Aunque los temas que tratamos más a menudo en El Octavo Historiador son de tipo histórico, a menudo hace su aparición en esta revista el mundo del Arte y, dentro de él, quizás la música es la modalidad con mayor presencia. La relación entre cantantes o grupos y otros artistas -pintores, fotógrafos, escultores…- ha sido relativamente frecuente, y quizás las carátulas de los discos sean el mejor ejemplo, con los diseños de Andy Warhol para los Rolling Stones, Keith Haring para David Bowie, Robert Mapplethorpe para Patti Smith, Bansky para Blur o Jeff Koons para Lady Gaga. Pero la curiosa colaboración de la que ahora hablaremos, entre Salvador Dalí y Alice Cooper, va más allá, al generar no solo una portada, sino también un rompedor holograma e incluso una amistad personal entre ambos.

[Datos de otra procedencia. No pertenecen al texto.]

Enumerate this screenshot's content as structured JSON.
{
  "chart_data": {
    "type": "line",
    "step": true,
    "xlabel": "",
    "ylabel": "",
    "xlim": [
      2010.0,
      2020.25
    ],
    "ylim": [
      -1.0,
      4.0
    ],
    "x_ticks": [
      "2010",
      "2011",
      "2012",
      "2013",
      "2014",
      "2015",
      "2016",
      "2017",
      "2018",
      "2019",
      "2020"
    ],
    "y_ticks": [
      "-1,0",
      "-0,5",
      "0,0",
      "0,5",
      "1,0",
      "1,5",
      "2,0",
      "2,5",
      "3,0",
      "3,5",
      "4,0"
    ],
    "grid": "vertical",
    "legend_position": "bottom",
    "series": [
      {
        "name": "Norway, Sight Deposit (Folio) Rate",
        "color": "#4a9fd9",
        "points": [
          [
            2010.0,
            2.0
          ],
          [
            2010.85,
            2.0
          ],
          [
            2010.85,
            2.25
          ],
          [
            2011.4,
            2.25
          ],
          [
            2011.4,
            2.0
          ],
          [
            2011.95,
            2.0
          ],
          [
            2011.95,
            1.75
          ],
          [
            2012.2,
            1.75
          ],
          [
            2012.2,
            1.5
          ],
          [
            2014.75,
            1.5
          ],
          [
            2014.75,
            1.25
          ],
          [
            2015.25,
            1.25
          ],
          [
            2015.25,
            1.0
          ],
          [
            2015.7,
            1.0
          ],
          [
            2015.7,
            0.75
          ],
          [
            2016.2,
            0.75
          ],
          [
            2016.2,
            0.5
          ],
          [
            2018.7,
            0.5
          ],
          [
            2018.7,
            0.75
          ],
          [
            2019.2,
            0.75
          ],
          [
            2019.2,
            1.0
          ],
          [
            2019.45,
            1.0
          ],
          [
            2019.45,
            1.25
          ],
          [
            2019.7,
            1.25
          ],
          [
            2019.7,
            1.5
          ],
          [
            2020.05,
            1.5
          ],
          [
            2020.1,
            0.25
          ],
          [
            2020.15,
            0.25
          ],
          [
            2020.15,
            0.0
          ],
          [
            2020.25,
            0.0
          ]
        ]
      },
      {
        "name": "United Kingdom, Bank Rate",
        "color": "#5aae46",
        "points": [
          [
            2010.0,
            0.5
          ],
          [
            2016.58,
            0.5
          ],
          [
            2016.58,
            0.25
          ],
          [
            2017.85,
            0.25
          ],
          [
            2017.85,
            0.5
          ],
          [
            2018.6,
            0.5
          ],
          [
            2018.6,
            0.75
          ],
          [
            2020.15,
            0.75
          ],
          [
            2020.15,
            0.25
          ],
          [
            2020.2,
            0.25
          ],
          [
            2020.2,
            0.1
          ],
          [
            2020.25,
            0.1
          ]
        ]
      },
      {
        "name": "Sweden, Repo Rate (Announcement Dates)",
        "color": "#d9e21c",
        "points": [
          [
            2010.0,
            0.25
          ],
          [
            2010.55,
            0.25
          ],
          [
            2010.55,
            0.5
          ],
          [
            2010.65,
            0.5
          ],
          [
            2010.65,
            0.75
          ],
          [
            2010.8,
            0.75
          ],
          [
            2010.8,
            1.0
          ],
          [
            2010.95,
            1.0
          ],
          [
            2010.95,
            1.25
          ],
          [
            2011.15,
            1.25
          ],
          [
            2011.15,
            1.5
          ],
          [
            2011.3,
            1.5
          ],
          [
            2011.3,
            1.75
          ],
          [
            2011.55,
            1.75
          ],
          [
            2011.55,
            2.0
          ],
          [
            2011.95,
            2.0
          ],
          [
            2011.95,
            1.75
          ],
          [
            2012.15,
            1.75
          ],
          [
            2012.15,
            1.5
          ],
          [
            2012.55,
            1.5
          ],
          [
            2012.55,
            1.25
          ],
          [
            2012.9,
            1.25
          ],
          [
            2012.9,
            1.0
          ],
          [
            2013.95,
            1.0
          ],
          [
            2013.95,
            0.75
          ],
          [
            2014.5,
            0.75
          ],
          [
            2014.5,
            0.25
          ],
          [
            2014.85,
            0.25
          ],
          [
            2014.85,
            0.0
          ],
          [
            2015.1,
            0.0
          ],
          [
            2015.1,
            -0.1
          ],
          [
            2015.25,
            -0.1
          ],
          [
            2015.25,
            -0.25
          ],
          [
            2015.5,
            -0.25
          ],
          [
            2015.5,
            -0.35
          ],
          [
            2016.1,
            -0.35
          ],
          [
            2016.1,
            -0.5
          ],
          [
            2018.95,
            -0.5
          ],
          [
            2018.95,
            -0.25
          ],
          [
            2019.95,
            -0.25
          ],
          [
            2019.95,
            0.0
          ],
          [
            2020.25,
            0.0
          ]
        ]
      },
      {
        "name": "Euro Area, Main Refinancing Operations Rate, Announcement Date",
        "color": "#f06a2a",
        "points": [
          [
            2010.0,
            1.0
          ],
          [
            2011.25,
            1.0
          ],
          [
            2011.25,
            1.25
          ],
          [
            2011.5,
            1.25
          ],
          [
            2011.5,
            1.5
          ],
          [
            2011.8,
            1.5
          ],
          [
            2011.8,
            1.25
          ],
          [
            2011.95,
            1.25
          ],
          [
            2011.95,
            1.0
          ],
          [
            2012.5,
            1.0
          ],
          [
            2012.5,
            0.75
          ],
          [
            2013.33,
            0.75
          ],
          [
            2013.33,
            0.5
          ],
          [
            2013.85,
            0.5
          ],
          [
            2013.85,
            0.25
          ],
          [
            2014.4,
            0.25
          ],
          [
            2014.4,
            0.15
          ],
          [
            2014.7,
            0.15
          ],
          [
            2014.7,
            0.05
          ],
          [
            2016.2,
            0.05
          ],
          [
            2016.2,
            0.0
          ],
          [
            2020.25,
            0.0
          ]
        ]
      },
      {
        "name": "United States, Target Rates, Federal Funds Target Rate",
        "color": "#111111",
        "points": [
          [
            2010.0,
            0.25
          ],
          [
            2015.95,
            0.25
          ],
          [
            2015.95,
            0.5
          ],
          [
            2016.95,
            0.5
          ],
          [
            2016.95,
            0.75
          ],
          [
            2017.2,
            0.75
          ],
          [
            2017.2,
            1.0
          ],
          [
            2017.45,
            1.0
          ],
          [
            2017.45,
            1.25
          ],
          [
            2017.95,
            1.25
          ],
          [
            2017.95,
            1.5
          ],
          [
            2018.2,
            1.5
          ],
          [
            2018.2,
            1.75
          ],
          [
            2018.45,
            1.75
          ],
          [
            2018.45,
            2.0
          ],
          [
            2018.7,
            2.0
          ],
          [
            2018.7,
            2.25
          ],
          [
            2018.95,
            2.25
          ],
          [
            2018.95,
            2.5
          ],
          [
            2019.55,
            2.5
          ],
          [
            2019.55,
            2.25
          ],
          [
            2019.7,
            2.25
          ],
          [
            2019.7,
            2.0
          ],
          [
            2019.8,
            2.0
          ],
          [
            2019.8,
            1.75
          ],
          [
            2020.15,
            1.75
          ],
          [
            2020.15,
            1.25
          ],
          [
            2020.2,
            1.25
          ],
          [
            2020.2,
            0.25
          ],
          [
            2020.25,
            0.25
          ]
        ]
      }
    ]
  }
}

Si pensamos en los mejores artistas de la Contemporaneidad, uno de los primeros que se nos vienen a la mente es el español Salvador Dalí, quizás el mayor exponente del Surrealismo. Oriundo de la localidad gerundense de Figueras, es recordado por su faceta de pintor, pero experimentó con diversas disciplinas, como la escultura o la literatura y, en su afán por innovar, llegó a realizar un holograma, obra que nos permite enlazar su vida con la de Alice Cooper. Este músico estadounidense también fue en cierta medida revolucionario, pero quizás más por toda la escenografía de sus conciertos -concebidos casi como performances teatrales, con sangre, guillotinas…- que por la música de su grupo homónimo, habitualmente asociada al en ese momento incipiente hard rock -si bien en ocasiones se le considera glam rock o heavy metal-.

El momento en el que sus caminos se cruzaron fue abril de 1973, cuando Dalí asistió a un concierto de Alice Cooper, espectáculo que definió a la prensa como “apocalíptico, decadente y repulsivo…¡me entusiasma!”. Según declaraciones recientes del cantante, el español le dijo que fue un espectáculo surrealista, que se parecía bastante a sus propios cuadros. Esa misma noche coincidieron en el King Cole Bar de Nueva York y comenzaron a forjar una excelente relación, en la que los peculiares caracteres de ambos congeniaron bastante bien. De hecho, Alice Cooper ya era un ferviente entusiasta de Dalí, tanto de su obra como de su personalidad, casi siempre tildada de histriónica, con una marcada tendencia hacia lo excéntrico, narcisista y megalómano.
Apenas unos meses después de su primer encuentro, Alice Cooper fue a pasar unos días a la casa de Dalí en Figueras, y allí el artista español decidió experimentar con un tipo de arte muy innovador, y que nunca antes había realizado: la holografía. Así, decidió usar al músico estadounidense como modelo de una representación holográfica tridimensional en movimiento, vistiéndolo con una tiara y un collar, diseñados por el propio Dalí, y valorados en alrededor de 4 millones de dólares, y con una escultura inspirada en la Venus de Milo a modo de micrófono. Tras su cabeza se situaría un cerebro decorado con un rayo y hormigas -estas últimas, constantes en la obra daliniana-. El resultado de este proceso creativo, bien documentado en imágenes y vídeos, fue lo que se conoce como el Primer retrato cromo-holograma cilíndrico del cerebro de Alice Cooper, que actualmente podemos contemplar en el Teatro-Museo Dalí de su localidad natal.

Pero esta no fue la última colaboración entre ambos, puesto que una década después, en 1983, el pintor supervisó la portada del disco de Alice Cooper DaDa, en la que se refleja una parte del cuadro de Dalí El mercado de esclavos, con busto de Voltaire desapareciendo. En este caso, la innovación es mucho menor, pero pone de manifiesto que la relación entre ambos seguía siendo bastante cercana, y no dejaría de serlo hasta el fallecimiento del español en 1989.
Quizás las figuras de Alice Cooper y Salvador Dalí no sea capitales para entender los sucesos y procesos históricos de los años setenta y ochenta, pero la importancia que tuvieron en sus ámbitos artísticos es evidente. Y sí, no deja de resultar sorprendente que figuras a priori tan lejanas como un pintor vanguardista y un -entonces- joven rockero pudieran encajar tan bien, pero no solo lo hicieron, sino que a la vez se convirtieron en fiel reflejo de toda una época, aquella en la que el Arte ya se había convertido en un producto de consumo más. Y quizás la teatralidad y exageración en las formas de ambos ayudara precisamente a difundir más y mejor sus respectivas creaciones. De nuevo, una buena muestra de una mentalidad que llevaba décadas gestándose, y que seguiría desarrollándose aun mucho tiempo más.